Além dos colaboradores, a empresa estende ainda este benefício aos companheiros e companheiras que, além do congelamento de óvulos, podem realizar testes de fertilidade e tratamentos de infertilidade feminina ou masculina, entre outros tratamentos.
Outra empresa que também investe neste tipo de benefício é a internacional Criteo, dedicada à publicidade, com o escritório mais próximo em Barcelona e com mais de 93 nacionalidades entre os seus colaboradores, entre elas a portuguesa.
A empresa começou por oferecer este benefício apenas aos colaboradores nos Estados Unidos da América, mas entretanto, em 2023, alargou-o a todos a nível mundial. Para fazer esta oferta juntou-se à plataforma personalizada em fertilidade Carrot, com quem desenvolveu um plano de fertilidade para os funcionários.
Segundo Rachel Scheel, Senior Vice President de Diversidade Global, Equidade, Inclusão e Sustentabilidade, "a Criteo reembolsa 100% das despesas elegíveis", explica num comunicado partilhado com o SAPO24.

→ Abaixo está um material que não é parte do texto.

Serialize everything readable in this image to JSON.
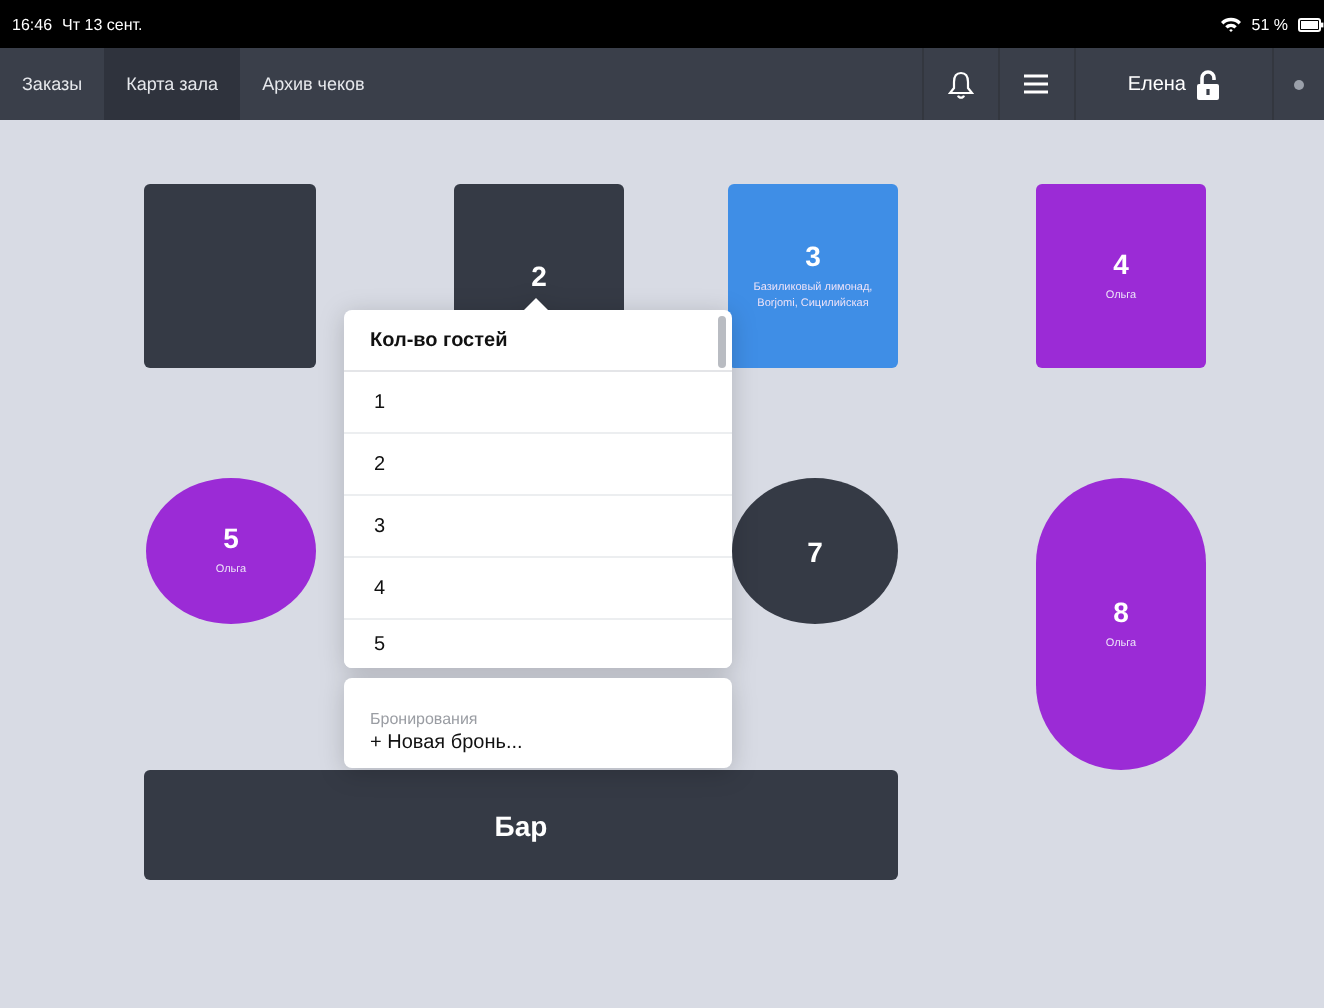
{
  "status_bar": {
    "time": "16:46",
    "date": "Чт 13 сент.",
    "battery": "51 %"
  },
  "nav": {
    "tabs": [
      {
        "label": "Заказы",
        "selected": false
      },
      {
        "label": "Карта зала",
        "selected": true
      },
      {
        "label": "Архив чеков",
        "selected": false
      }
    ],
    "user": "Елена"
  },
  "tables": [
    {
      "kind": "square",
      "color": "#353a45"
    },
    {
      "kind": "square",
      "color": "#353a45",
      "number": "2"
    },
    {
      "kind": "square",
      "color": "#3f8ee6",
      "number": "3",
      "note": "Базиликовый лимонад, Borjomi, Сицилийская"
    },
    {
      "kind": "square",
      "color": "#9b2bd6",
      "number": "4",
      "note": "Ольга"
    },
    {
      "kind": "round",
      "color": "#9b2bd6",
      "number": "5",
      "note": "Ольга"
    },
    {
      "kind": "round",
      "color": "#353a45",
      "number": "7"
    },
    {
      "kind": "pill",
      "color": "#9b2bd6",
      "number": "8",
      "note": "Ольга"
    },
    {
      "kind": "bar",
      "color": "#353a45",
      "number": "Бар"
    }
  ],
  "guest_picker": {
    "title": "Кол-во гостей",
    "options": [
      "1",
      "2",
      "3",
      "4",
      "5"
    ],
    "reservations_label": "Бронирования",
    "new_booking": "+ Новая бронь..."
  }
}
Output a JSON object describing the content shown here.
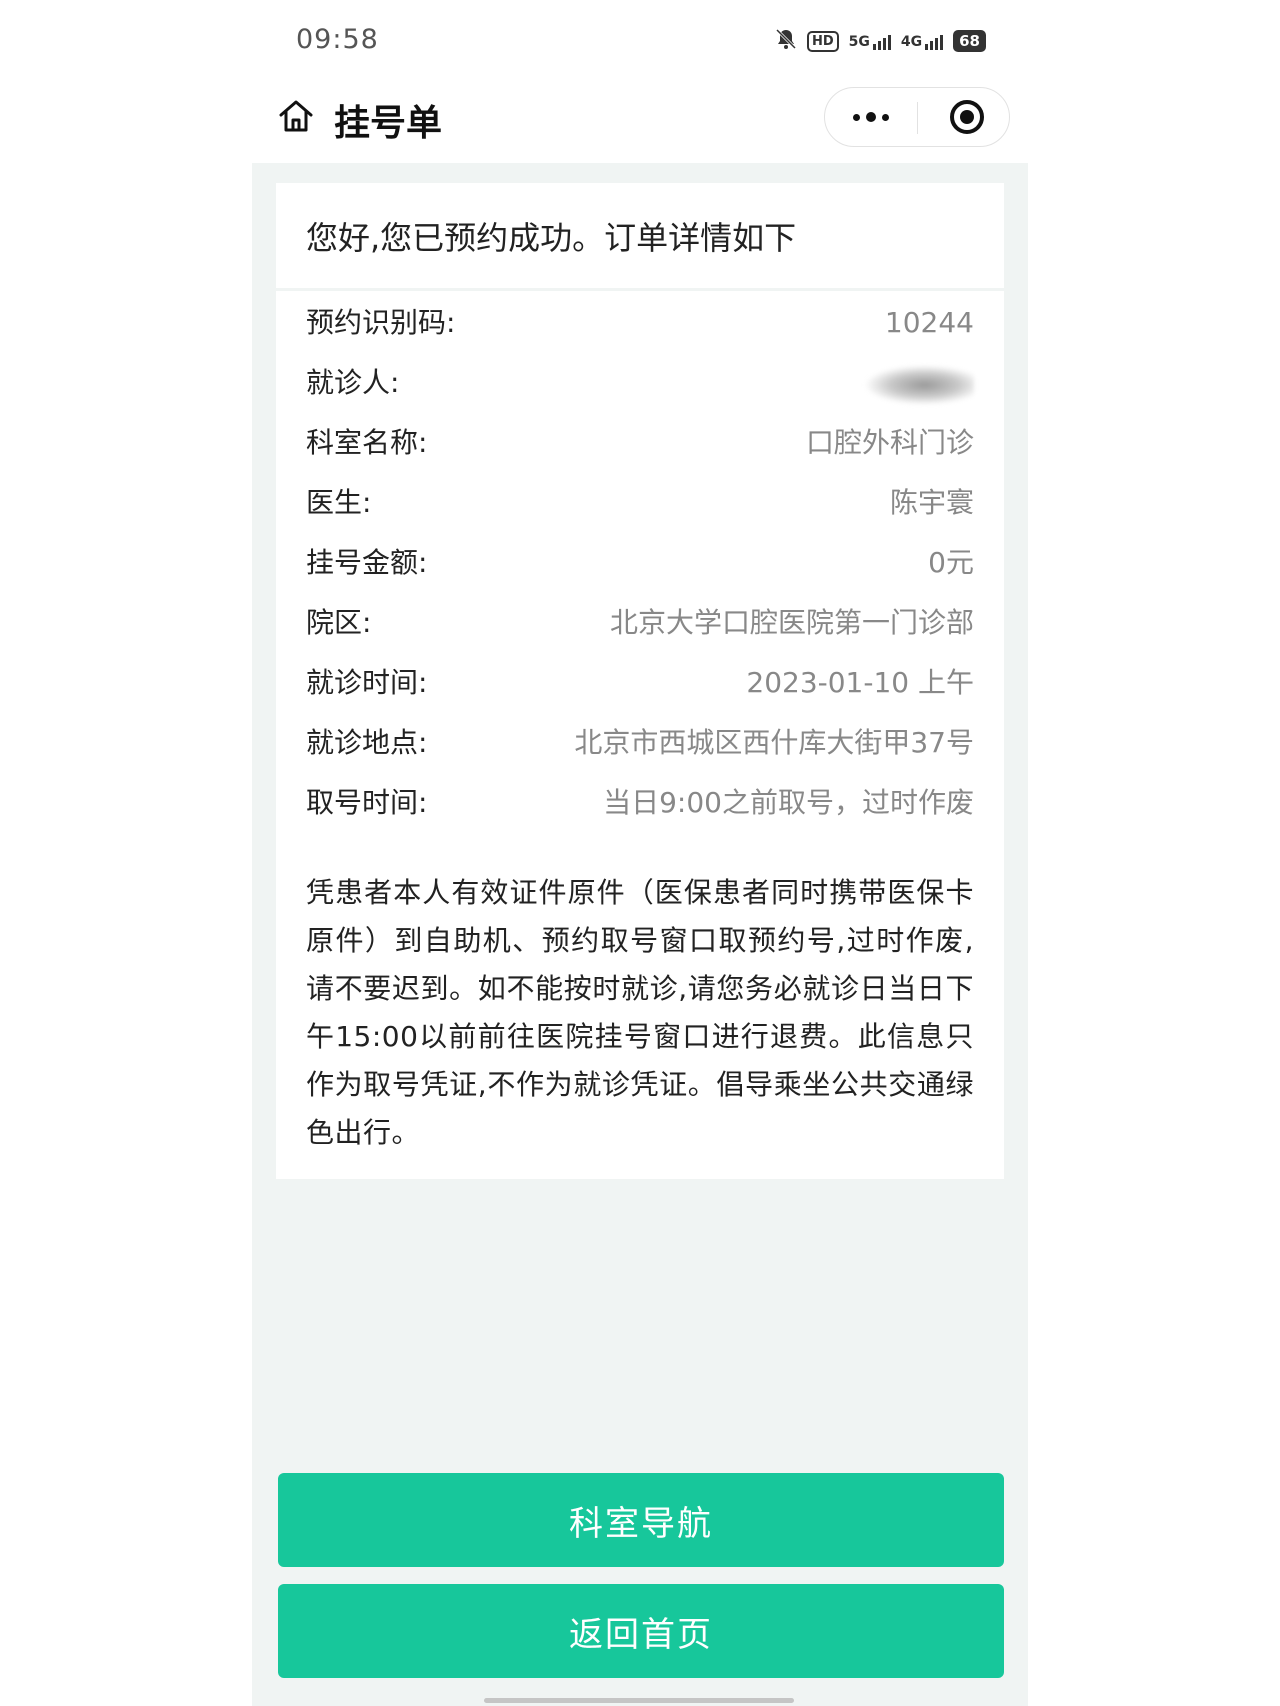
{
  "status_bar": {
    "time": "09:58",
    "hd_label": "HD",
    "net1": "5G",
    "net2": "4G",
    "battery": "68"
  },
  "header": {
    "title": "挂号单",
    "home_icon": "home-icon",
    "more_icon": "more-icon",
    "close_icon": "target-close-icon"
  },
  "card": {
    "greeting": "您好,您已预约成功。订单详情如下",
    "rows": [
      {
        "label": "预约识别码:",
        "value": "10244"
      },
      {
        "label": "就诊人:",
        "value": ""
      },
      {
        "label": "科室名称:",
        "value": "口腔外科门诊"
      },
      {
        "label": "医生:",
        "value": "陈宇寰"
      },
      {
        "label": "挂号金额:",
        "value": "0元"
      },
      {
        "label": "院区:",
        "value": "北京大学口腔医院第一门诊部"
      },
      {
        "label": "就诊时间:",
        "value": "2023-01-10 上午"
      },
      {
        "label": "就诊地点:",
        "value": "北京市西城区西什库大街甲37号"
      },
      {
        "label": "取号时间:",
        "value": "当日9:00之前取号，过时作废"
      }
    ],
    "notice": "凭患者本人有效证件原件（医保患者同时携带医保卡原件）到自助机、预约取号窗口取预约号,过时作废,请不要迟到。如不能按时就诊,请您务必就诊日当日下午15:00以前前往医院挂号窗口进行退费。此信息只作为取号凭证,不作为就诊凭证。倡导乘坐公共交通绿色出行。"
  },
  "buttons": {
    "dept_nav": "科室导航",
    "back_home": "返回首页"
  },
  "colors": {
    "accent": "#17c79b",
    "background": "#f0f4f3"
  }
}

Estes dois exemplos mostram que esta é já uma aposta de algumas empresas que compensam a falta de cobertura das seguradoras neste tipo de procedimentos médicos.
A Associação Portuguesa de Fertilidade tem tentado sensibilizar os partidos e o governo para a necessidade de comparticipar tratamentos de fertilidade, e garante existir abertura para falar sobre este tipo de questões. Porém, neste momento, "há pessoas que são excluídas automaticamente. O seu projeto de parentalidade acabou", garante Claúdia Bancaleiro. "Quando não há capacidade financeira, as pessoas ou se endividam com contração de empréstimos, ou com apoio da família, eventualmente se tiverem, mas há pessoas que não têm nada disto", acrescenta.

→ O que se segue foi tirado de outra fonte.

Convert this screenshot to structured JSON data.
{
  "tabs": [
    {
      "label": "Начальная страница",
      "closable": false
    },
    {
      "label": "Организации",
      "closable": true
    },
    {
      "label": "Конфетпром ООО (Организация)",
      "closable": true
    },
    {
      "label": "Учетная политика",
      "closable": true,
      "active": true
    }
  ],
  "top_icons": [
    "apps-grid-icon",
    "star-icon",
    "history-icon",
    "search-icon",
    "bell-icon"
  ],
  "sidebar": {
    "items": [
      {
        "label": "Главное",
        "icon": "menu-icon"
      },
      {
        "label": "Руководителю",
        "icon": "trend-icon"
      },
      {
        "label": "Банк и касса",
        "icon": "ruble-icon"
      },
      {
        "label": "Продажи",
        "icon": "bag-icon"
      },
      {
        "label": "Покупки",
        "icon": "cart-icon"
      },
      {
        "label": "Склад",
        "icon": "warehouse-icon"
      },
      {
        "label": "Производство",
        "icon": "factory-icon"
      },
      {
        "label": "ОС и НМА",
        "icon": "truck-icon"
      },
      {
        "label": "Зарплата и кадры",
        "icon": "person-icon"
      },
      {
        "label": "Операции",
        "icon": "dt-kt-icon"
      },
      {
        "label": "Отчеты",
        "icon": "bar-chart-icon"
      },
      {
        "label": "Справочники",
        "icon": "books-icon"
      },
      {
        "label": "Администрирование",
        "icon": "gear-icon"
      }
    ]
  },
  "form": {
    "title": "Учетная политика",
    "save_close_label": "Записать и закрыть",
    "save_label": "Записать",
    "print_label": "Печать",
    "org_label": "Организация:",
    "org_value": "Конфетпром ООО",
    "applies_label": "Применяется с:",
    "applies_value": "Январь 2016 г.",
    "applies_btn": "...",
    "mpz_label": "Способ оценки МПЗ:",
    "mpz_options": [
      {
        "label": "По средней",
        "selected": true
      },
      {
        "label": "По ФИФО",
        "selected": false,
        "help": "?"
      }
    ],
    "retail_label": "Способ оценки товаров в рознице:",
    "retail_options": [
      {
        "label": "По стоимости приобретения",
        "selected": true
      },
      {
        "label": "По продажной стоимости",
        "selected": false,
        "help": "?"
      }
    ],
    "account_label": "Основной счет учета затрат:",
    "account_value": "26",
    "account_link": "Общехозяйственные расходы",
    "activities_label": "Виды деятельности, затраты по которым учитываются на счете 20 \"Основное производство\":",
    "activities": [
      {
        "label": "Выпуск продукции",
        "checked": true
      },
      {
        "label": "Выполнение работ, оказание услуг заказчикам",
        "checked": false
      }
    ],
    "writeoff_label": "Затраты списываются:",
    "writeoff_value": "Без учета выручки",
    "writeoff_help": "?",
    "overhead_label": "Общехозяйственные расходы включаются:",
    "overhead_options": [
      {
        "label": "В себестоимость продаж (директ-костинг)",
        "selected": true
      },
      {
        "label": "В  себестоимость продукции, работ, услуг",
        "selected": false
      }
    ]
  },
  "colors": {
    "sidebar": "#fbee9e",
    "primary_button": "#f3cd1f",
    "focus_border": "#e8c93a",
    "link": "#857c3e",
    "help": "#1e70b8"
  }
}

Onde fazer o congelamento de óvulos?
Existem centros de tratamento por todo o país. "Os centros podem ser públicos ou privados e devem ser expressamente autorizados para o efeito pelo membro do Governo responsável pela área da saúde, depois de ouvido o CNPMA", diz o site do Conselho Nacional, onde pode encontrar os centros autorizados.
Recorde-se que, para quem opta por um tratamento no sistema privado, o valor deste procedimento depende de clínica para clínica e de mulher para mulher e pode variar constante a idade e complexidade dos casos.